Union calls for mediator

The union representing USF’s staff announced Tuesday that it wants to bring a federal mediator into talks to speed up contract negotiations.

The American Federation of State, County and Municipal Employees (AFSCME), whose ranks include about 2,000 non-faculty, non-graduate student staffers at USF, sent an e-mail expressing frustration with the current state of bargaining between the University and the Federation (AFSCME).

As it now stands, AFSCME, an affiliate of the AFL-CIO, and the University have been working to develop a contract for three years, but have yet to come to an agreement.

“We have exhausted every approach in talks with management without resolution to many important issues to the staff. In our view, federal mediation will offer professional guidance for both sides to move to an agreement,” the e-mail stated.

Other concerns specified in the e-mail included instating benefits like employee leave, fostering job security – including transferring employees instead of laying them off – and implementing written job requirements and performance standards.

The e-mail especially criticized the Board of Trustees – which since January 2003 has employed all of USF’s faculty and staff – as being unwilling to work with the Federation and “reluctant in negotiating a labor contract.”

William McClelland, president of the local chapter of the Federation and spokesman of the negotiating team, said too much time had elapsed without yielding significant progress.

“We called a federal mediator because we’ve been negotiating 2 1/2 years and we haven’t resolved the non-economic issues and we haven’t even got to the economic items,” he said. “It’s gone on too long.”

Nadine Priester, an academic program specialist in criminology who is on the Federation’s bargaining team and is the chapter’s recording secretary, also expressed frustration.

“We’re tired of just foot-dragging behavior, of pointless back-and-forth debate,” she said. “We need to get to the economic issues and get some money into people’s pockets. The faculty have a contract, the graduate students have a contract (but) the staff don’t have a contract.”

Priester’s concerns echoed those emphasized by McClelland and within the e-mail. A Federation analysis of its members’ salaries showed that 88 percent make less than the salary required to support a four-person family in the Tampa Bay area – about $40,000.

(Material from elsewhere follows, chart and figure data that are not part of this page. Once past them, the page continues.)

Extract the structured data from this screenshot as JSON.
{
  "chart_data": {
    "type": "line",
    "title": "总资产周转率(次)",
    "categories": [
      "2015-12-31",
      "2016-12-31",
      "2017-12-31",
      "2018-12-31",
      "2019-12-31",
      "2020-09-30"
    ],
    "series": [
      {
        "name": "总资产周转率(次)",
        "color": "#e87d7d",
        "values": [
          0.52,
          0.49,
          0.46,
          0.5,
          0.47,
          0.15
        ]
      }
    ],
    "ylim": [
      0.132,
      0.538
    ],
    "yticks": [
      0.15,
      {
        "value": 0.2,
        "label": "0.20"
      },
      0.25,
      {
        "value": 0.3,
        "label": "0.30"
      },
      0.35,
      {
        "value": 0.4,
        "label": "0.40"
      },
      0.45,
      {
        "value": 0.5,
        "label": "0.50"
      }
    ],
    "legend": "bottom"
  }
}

For McClelland, pay was key.

“We have some serious salary problems with the staff,” he said.

He also said the Federation requested that the University conduct a study comparing USF staffers’ salaries to those of employees working similar jobs in the region this summer, but that this hadn’t been done.

Sandy Lovins, chief negotiator for USF and associate vice president of administrative affairs, disagreed with the Federation’s assessment.

“We’re disappointed to read AFSCME’s account of negotiations,” she said. “We do not believe that they’ve presented an accurate representation of our discussions to date.”

Lovins said USF and the Federation had discussed using federal mediators, and that they considered “gauging” the need at a meeting last week.

According to the e-mail, however, the Federation had “asked management to join us with federal mediation. So far they have refused without offering any other solution to find resolution.”

In Lovins’ account, though, the University didn’t feel the need to bring in a mediator in the past, and had been “willing and able to move the process along independently.”

“We didn’t know whether there was a need back then,” she said.

Lovins said she’s now considering sending out an e-mail clarifying the University’s position on bargaining by the end of the week.

“I believe strongly that it’s important to convey the facts to our employees, and we fully intend to do so,” Lovins said. “AFSCME in their e-mail is saying one thing which I believe is not factual.”

She said federal mediators are funded by taxes and would not cost the University any additional money.

Sherman Dorn, president of USF’s chapter of the United Faculty of Florida, said he hoped the University and the Federation could promptly resolve their dispute.

“I would like there to be an agreement that gives staff an appropriate salary, a living wage and an opportunity for advancement on their merits,” he said. “I’d like to see agreement with all the campus unions that meets the needs of the University and the employees.”